Потом я взяла твои цветы и поставила в воду, они даже начали благоухать – а я смотрела на тебя и опять была в недоумении: ты явно веселился над чем-то, я чувствовала, что тебя забавляют цветы, твои собственные цветы, словно ты сам не мог воспринять всерьез эту целлофановую коробку с розами и теперь тебе смешно, что я ставлю их в вазу, да еще нюхаю. В этом чудилась какая-то условность, игра – я не понимала только, во что ты играешь; но в игру эту входило и подношение цветов. Юли – та понимала эту игру; вы оба с ней понимали – и ни один из вас не хотел ничего мне объяснить.
На рождество я всегда почти получала цветы – какой-нибудь экзотический цветок, который отец выращивал втайне и вручал мне в горшочке лишь в праздник. Цветок был в крапинку или в форме рыбы; он был таким необычным, что я едва осмеливалась его поливать. Пока матушка наряжала елку, мы выселялись на кухню. Сидя там, мы пели дуэтом рождественские гимны или арии из старых оперетт; в комнате матушка шелестела бумагой и позвякивала игрушками, которые были гораздо старше меня. Мы пекли картошку на ужин; за окошком, кружась под ветром, падал снег. «Иисус-младенец спит, Дух Святой, над ним парит», – затянула я, а когда ты расхохотался, оборвала пение и стояла сконфуженно, стыдясь самой себя; ты все смеялся – потом вдруг смолк, будто догадавшись, из каких глубин всплыла эта песня и что я думаю сейчас о том, как нравились мне когда-то зимние цветы, выращенные отцом; они мне были как маленькие братья, кровь от крови отца и матушки. Мне всегда хотелось иметь брата или сестру, чтобы разделить с кем-нибудь лежащие на мне заботы.
«Не хочешь отвечать?» – спросил ты, а я все смотрела на тебя; ты подошел к окну – за стеклом плотной пеленой шел и шел снег. На что я должна была отвечать? Ведь ты ничего не спрашивал. Ты взял с подоконника медвежьи лапы, попробовал надеть их себе на руки, но они были тебе слишком малы, тогда ты надел медвежью маску на голову. Будь у меня настроение получше, я бы смеялась до колик в животе; сейчас мне было не до смеха. Я опять заплела себе волосы; рядом с тобой стояли цветы. Разве ты что-то спросил у меня? На что мне нужно ответить? Комната напоминала сцену. Снег за окном тоже был как декорация – а особенно букет, эти огненно-красные, слишком яркие цветы. Ваня заказывал бутафорам такие букеты, когда в пьесе шла речь о какой-нибудь торжественной годовщине.

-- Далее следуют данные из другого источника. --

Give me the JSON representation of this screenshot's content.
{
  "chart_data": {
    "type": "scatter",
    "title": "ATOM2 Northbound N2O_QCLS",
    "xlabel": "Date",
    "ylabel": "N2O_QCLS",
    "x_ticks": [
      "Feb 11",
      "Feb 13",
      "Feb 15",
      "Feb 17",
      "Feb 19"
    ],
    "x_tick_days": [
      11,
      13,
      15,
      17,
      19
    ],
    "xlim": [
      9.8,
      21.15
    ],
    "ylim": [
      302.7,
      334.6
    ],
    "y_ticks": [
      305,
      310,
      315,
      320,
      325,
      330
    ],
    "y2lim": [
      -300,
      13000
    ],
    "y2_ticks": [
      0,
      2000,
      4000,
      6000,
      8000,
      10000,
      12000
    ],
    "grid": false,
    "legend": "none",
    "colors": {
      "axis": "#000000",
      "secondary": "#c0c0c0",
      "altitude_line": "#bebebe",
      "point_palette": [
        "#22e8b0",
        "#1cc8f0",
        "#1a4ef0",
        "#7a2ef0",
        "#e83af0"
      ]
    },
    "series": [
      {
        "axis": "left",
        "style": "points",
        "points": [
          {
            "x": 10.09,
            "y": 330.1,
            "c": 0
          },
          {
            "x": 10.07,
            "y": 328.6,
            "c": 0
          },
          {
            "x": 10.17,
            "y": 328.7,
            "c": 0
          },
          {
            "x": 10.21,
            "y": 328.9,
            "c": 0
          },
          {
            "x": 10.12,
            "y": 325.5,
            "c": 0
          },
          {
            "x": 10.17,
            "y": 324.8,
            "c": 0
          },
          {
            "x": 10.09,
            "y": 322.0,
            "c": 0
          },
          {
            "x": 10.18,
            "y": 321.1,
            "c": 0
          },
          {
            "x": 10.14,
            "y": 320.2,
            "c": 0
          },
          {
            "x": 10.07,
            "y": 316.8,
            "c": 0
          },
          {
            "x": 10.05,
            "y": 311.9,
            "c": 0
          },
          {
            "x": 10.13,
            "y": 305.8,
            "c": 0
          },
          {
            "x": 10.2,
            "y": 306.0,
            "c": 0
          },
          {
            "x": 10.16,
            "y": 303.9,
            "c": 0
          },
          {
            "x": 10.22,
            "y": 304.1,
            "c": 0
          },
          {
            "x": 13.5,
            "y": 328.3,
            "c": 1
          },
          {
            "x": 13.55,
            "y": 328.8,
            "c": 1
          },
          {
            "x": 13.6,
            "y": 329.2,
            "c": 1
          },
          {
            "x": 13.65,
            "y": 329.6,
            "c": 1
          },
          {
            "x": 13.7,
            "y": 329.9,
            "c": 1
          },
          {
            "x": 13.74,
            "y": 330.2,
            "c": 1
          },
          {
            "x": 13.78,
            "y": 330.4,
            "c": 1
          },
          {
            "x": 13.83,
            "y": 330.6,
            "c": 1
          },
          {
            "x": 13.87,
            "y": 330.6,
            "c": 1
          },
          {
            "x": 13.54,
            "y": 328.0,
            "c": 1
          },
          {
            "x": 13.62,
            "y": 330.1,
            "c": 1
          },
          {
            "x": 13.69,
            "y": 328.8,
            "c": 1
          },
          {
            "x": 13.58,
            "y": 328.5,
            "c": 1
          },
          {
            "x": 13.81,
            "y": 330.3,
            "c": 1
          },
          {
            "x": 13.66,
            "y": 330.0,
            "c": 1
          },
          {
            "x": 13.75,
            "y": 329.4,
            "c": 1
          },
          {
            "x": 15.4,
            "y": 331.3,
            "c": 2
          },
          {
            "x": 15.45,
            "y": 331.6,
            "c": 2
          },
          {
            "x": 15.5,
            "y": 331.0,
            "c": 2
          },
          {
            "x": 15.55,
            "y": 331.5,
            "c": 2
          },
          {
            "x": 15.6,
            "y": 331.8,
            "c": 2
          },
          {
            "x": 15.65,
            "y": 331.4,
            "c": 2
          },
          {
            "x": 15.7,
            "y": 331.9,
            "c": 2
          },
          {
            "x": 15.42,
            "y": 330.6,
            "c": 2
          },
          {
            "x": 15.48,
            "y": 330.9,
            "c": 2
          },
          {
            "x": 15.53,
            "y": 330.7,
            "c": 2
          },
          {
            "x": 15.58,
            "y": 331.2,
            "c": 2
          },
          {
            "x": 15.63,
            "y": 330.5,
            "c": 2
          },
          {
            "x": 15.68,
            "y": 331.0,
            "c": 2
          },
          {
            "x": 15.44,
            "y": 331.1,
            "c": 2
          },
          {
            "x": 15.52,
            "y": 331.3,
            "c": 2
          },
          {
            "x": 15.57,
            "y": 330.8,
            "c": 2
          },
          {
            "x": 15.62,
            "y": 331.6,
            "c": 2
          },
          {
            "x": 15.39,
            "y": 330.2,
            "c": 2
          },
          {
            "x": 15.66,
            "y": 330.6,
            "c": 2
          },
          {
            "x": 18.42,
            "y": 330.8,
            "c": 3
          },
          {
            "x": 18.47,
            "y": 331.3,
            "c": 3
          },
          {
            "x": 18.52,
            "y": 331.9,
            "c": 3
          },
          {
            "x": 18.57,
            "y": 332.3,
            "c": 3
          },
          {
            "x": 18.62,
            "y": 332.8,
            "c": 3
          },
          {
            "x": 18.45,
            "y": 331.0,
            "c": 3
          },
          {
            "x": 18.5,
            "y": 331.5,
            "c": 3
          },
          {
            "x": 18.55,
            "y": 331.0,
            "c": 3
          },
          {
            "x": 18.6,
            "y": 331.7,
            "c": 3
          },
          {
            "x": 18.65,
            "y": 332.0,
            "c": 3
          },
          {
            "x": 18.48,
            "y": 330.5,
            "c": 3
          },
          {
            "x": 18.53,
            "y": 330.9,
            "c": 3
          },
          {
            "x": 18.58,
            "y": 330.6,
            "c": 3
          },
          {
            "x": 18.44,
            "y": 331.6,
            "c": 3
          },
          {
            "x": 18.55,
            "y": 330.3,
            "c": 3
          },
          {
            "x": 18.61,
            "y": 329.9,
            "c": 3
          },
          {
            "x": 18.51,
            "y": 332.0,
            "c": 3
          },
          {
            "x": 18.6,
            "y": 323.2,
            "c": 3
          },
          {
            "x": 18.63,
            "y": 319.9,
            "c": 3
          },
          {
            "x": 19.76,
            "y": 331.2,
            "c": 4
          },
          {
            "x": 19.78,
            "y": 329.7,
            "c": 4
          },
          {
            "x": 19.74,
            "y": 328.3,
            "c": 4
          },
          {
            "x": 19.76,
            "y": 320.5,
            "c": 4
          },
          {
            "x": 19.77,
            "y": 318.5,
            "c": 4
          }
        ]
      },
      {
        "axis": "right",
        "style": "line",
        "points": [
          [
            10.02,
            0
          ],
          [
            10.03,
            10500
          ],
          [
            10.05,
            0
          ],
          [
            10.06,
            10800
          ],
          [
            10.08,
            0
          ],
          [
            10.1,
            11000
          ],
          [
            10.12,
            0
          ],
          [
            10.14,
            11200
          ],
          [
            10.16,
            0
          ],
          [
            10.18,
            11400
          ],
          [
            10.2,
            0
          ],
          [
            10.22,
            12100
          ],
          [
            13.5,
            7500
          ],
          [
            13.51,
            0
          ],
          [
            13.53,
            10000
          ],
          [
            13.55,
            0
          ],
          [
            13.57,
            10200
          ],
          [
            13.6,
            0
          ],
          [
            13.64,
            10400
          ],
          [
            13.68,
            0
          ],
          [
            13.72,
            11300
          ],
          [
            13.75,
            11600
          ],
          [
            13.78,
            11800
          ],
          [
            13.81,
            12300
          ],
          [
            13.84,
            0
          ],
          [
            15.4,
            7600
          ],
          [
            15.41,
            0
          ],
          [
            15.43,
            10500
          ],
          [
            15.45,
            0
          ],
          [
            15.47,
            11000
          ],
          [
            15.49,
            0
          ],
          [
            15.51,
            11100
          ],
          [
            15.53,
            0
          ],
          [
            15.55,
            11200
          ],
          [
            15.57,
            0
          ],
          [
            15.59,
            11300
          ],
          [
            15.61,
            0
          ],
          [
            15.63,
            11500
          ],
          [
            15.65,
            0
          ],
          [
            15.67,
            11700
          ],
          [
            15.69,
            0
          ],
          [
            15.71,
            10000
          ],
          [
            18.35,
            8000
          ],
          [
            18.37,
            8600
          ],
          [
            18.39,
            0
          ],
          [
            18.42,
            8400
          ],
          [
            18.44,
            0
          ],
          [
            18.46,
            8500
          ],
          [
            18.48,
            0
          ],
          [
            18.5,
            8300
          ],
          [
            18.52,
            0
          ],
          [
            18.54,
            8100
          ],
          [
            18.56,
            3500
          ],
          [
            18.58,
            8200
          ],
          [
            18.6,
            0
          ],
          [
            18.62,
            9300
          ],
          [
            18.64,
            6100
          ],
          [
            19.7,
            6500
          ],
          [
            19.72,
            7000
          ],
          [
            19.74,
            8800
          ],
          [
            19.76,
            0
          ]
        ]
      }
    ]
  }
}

«Отвечай же!» – сказал ты еще раз и наконец повернулся ко мне лицом. Потом ты часто говорил, что никогда у меня не было такого бесстрастного, каменного лица, как в ту минуту; все на нем: пара больших глаз, рот, нос, белая кожа, косички по сторонам – было как будто лишь намечено, не образуя вместе единого целого. Я умею плакать, когда нужно, краснеть, даже вспыхивать, как включенная лампа, – лицо мое способно выполнять все, что я захочу; в тот момент я не хотела ничего. На макушке у тебя все еще была медвежья маска. Ты смотрел на меня, я на тебя; мы молчали. Тогда я уже поняла: ты у меня спросил, уже во второй раз, пойду ли я за тебя замуж.
18
Вчера были и представители от союза художников; они говорили о камне, который нужно поставить, и гадали, кому попадет заказ. Пипи даже обернулся и посмотрел на них строго: он опасался, что меня раздражает их болтовня; но я лишь помотала головой – пусть себе. О чем им еще говорить, как не о работе? С ними был и Рамочаи, чью керамику мы с тобой так внимательно рассматривали на вернисаже. «Что это мы в одиночестве?» – спросил он, увидев тебя у витрины со своими работами. Со мной он не был знаком, и я даже отступила назад, чтобы нас не нужно было представлять друг другу. Был там, в витрине, один кувшин – я с таким увлечением разглядывала его, пока ты беседовал с этим Рамочаи, что и сейчас помню на нем каждую линию. Я разглядывала кувшин и повторяла про себя: «В одиночестве? В одиночестве?»; наверное, у меня шевелились уши – до того я старалась услышать, что ты ответишь Рамочаи. Ты говорил совсем тихо, гораздо тише, чем обычно, чтобы не коснуться своим ответом больного места в моей душе: вдруг я еще помню, как ты рассказывал, сколько вы с Ангелой ходили по выставкам в первые годы после женитьбы.